The “latest in attractive, comfortable cabin interior design adds to ATR’s many advantages in terms of operating costs, performance and environmental friendliness for the -600 series, which has the widest cabin in the regional aircraft market,” Bagnato told AIN. He confirmed the option of retrofitting the interior on the present 42/72-500 series “to protect customers’ investments.” The Thai air force has chosen to retrofit its corporate and VIP -500s, but no list price is available either for that option or for the 72-600.
In addition to cleanly styled seats, ceiling, side panels and overhead bins that make the cabin more spacious, airy and comfortable, Armonia uses new durable lightweight materials, reducing total weight by 440 pounds, the equivalent of two passengers. The new interior features wider, lightweight ergonomically designed seats to ensure greater knee clearance, an enhanced sense of space and increased under-seat capacity.
The seats will have a basic four-inch inclination with seven-inch in first class. As an option, the -600 offers a two-class configuration with a basic two-plus-one 29-inch seat layout in first class with wider seats, more space, windows for each row and large armrest tables. The interior’s overhead bins provide 10 percent more cabin storage space and 30 percent more carry-on capacity, enabling up to 70 percent of passengers to store their roller bags overhead. LED lighting creates a more welcoming environment, while improving energy efficiency and weighing less than other lighting systems. A further option is a jetway-capable forward door with a new designed spacious entrance area.
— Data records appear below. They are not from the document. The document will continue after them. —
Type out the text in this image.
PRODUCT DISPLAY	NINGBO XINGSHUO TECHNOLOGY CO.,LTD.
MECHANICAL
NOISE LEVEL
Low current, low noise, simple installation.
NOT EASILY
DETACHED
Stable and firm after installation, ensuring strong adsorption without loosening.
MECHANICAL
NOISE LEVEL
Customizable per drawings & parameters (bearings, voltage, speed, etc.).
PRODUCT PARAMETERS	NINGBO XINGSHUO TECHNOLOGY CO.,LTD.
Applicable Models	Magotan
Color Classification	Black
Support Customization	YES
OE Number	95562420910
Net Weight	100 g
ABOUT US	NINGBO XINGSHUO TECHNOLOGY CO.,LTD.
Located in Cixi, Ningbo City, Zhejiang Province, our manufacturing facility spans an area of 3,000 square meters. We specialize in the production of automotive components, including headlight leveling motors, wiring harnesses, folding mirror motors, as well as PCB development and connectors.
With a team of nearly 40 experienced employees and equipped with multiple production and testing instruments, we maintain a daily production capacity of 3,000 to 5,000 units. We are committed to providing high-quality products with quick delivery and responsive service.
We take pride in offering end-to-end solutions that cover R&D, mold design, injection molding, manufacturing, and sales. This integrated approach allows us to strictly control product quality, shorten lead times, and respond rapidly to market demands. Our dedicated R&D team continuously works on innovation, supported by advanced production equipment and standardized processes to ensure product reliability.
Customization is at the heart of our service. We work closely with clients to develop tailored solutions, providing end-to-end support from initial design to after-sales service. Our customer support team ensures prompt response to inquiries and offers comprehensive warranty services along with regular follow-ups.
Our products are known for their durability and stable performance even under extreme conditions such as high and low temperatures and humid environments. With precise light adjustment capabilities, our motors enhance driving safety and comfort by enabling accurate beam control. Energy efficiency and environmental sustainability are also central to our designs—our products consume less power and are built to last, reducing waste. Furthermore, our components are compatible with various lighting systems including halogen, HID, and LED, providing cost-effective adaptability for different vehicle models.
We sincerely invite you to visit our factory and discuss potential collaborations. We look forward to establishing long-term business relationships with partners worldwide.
The company Italdesign-Giugiaro was founded in 1974 as a service company to provide automobile makers with prototype engineering and support needed to launch new vehicles into the market. In the 1970s the company did interiors for privately owned Agusta helicopters, including one for the Shah of Iran and another for an African head of state. Giugiaro Design also developed an interior for an Alitalia Airbus A321 and a Piaggio Aero P180 Avanti.